Boundaries are blurring in many industries. For an example see our article “Who’s Looking After You?” which focuses on how industry boundaries are blurring in the health and wellness value space. Value in this case being defined from the consumer perspective.
Put a lot of consumers together and you find communities of choice emerging, often enabled by social networks. And we are spending increasing amounts of time on these networks and in these communities. Nielsen estimates that nearly 70% of online users globally visit social network sites, and that social networks/blogs now account for one in every four and a half minutes online — or 22% of total time spent online worldwide. The average visitor spends 66% more time on these sites than a year ago, almost 6 hours in the month of April 2010 versus 3 hours, 31 minutes last year.
Where there are lots of consumers, there are also significant marketing and sales opportunities. Reaching these communities is a key priority for big brands, although navigating the social media landscape has proved challenging as the communities are fluid, it requires interactive conversations rather than one way advertising, and a prerequisite for such dialogues is trust. Trust and peer to peer information sharing is at the heart of many of these communities — and trust in businesses is low and declining in recent years. However, many brands have overcome these hurdles and started to build a strong presence in social media, for example building fan bases in the hundreds of thousands on Facebook, the leading social network with an estimated 540 million unique users worldwide (April 2010).
A fan base is one thing but turning this into revenues and profits is another. Many business models have been tried, but as one recent high profile example suggests, e-commerce in the social media environment is likely to turn into the next big battleground. Proctor & Gamble has partnered with Amazon to launch the Pampers web store on Facebook, an e-commerce tab on the fan page which offers consumers a way to shop for diapers and other baby and personal care products without leaving the comfort of the site. Amazon’s webstore e-commerce platform powers the store, with consumers able to use their existing Amazon account details and able to rely on Amazon’s tried and tested review, payment and delivery capabilities.

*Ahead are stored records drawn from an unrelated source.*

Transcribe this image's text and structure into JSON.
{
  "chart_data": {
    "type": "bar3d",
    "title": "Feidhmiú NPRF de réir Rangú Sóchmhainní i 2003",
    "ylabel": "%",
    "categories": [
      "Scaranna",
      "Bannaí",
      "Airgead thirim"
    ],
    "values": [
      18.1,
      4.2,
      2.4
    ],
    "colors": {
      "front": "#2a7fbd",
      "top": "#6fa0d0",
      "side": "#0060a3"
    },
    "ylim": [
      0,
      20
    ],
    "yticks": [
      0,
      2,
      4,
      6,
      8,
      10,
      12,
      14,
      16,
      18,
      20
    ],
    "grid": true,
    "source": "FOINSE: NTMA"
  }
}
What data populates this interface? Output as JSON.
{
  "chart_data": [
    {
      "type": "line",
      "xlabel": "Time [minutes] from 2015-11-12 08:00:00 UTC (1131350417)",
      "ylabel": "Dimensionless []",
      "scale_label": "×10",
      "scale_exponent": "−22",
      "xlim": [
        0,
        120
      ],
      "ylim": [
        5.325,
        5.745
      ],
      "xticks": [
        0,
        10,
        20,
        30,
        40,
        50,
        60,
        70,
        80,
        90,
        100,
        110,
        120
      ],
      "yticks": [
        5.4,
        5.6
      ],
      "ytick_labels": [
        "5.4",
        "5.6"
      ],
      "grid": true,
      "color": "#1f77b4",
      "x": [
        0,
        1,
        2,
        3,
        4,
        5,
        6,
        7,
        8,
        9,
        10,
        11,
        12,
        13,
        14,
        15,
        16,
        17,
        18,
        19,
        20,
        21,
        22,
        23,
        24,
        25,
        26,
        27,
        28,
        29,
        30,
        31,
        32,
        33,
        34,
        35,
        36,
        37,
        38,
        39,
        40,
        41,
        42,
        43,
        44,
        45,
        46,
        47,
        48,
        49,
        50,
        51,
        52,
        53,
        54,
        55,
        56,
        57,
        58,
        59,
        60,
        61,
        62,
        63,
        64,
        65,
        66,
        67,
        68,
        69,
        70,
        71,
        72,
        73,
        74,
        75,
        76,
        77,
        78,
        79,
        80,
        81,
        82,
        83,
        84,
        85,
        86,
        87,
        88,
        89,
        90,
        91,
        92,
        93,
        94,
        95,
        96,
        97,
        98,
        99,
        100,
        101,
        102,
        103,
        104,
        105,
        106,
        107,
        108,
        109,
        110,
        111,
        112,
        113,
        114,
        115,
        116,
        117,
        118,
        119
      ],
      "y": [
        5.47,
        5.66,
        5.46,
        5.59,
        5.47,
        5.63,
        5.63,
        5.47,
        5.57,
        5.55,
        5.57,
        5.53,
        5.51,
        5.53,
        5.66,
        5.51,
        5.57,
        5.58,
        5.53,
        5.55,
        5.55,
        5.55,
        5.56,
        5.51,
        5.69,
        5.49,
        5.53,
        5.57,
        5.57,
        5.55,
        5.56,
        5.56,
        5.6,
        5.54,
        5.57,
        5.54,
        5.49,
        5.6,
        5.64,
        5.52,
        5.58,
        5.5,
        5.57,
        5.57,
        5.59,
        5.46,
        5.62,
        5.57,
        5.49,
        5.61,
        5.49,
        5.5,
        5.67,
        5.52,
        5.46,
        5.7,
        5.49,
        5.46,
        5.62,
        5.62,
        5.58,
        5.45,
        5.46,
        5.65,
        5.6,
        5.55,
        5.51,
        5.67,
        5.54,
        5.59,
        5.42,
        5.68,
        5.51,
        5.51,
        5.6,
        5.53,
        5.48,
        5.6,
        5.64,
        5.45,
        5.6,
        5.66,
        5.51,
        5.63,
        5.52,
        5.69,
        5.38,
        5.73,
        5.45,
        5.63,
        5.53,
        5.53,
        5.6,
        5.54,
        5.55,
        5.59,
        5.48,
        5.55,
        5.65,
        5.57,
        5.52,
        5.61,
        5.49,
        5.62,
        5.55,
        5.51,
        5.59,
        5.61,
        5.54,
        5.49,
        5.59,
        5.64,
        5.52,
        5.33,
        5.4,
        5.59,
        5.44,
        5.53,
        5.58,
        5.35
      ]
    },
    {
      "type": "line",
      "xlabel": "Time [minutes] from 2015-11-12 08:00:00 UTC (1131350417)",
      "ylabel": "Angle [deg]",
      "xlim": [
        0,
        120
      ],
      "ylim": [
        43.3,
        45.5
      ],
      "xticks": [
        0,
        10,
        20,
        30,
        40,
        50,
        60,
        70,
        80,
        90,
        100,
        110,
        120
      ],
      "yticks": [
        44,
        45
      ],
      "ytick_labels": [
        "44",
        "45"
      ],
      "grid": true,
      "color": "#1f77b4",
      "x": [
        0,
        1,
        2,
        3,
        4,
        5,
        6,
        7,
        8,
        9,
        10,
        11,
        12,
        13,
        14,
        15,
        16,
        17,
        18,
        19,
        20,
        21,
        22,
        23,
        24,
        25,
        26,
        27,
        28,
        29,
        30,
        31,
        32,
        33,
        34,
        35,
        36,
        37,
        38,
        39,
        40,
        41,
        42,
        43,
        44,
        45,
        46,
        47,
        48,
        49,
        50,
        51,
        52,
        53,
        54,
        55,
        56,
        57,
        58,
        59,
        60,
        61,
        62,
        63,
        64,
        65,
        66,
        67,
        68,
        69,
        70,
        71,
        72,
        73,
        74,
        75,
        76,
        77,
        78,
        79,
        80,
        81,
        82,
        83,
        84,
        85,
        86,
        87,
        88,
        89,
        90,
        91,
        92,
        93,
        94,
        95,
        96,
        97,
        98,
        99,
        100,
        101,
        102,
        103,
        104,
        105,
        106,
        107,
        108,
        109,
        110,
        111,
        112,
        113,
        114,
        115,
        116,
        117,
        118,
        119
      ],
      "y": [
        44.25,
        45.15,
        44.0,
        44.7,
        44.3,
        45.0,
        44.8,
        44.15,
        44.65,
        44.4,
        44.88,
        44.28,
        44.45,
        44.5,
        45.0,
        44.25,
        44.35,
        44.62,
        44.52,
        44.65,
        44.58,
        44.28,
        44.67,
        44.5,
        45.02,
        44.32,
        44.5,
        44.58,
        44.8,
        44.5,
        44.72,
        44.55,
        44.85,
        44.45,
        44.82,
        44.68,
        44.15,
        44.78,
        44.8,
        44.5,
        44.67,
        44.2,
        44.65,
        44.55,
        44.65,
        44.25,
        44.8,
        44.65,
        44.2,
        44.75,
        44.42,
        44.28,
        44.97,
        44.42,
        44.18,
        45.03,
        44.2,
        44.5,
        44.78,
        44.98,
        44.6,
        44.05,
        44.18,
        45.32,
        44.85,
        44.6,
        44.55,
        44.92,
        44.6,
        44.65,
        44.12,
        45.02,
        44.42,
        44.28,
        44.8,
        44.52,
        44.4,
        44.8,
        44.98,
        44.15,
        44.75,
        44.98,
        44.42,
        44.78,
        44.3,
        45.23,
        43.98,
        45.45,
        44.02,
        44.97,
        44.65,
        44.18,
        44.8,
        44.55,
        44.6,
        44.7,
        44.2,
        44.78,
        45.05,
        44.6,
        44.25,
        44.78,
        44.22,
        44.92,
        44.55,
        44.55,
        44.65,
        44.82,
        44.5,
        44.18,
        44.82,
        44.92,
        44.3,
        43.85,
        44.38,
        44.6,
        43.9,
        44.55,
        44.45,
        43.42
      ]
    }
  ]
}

While this is certainly not the first e-commerce platform on a social network, with three such heavyweights involved, the odds are that this will be the first of many such webstores to come. This raises some interesting questions: Will consumers who have participated in creating a community around brands such as Pampers embrace or reject the idea of “commercializing” the community? What does this new channel mean for retailers, who are being cut out of the equation? Will they attempt to fight back via social networks or in other ways? Is there real value to the consumers in shopping in a “piecemeal” way among categories of products or do they just want to get all the shopping from food to diapers done in one go? Even if piecemeal shopping is not the big money-spinner, does being present, innovative and active enhance the brand?
This is an experiment to watch for all brands, retailers and internet services companies. We will follow with interest. And do feel free to let us know about other examples you come across.
P.S. P&G is not the only company look to generate sales from social networks. In checking out a conference I noticed that the organizers had created a linkedin group where possible and actual attendees could meet and exchange ideas. Bringing like-minded people together clearly has advantages as the discussions in this group are very active (though we shall see post-conference) — and from the sales email with a VIP code that I received after joining the group, it certainly generates good leads.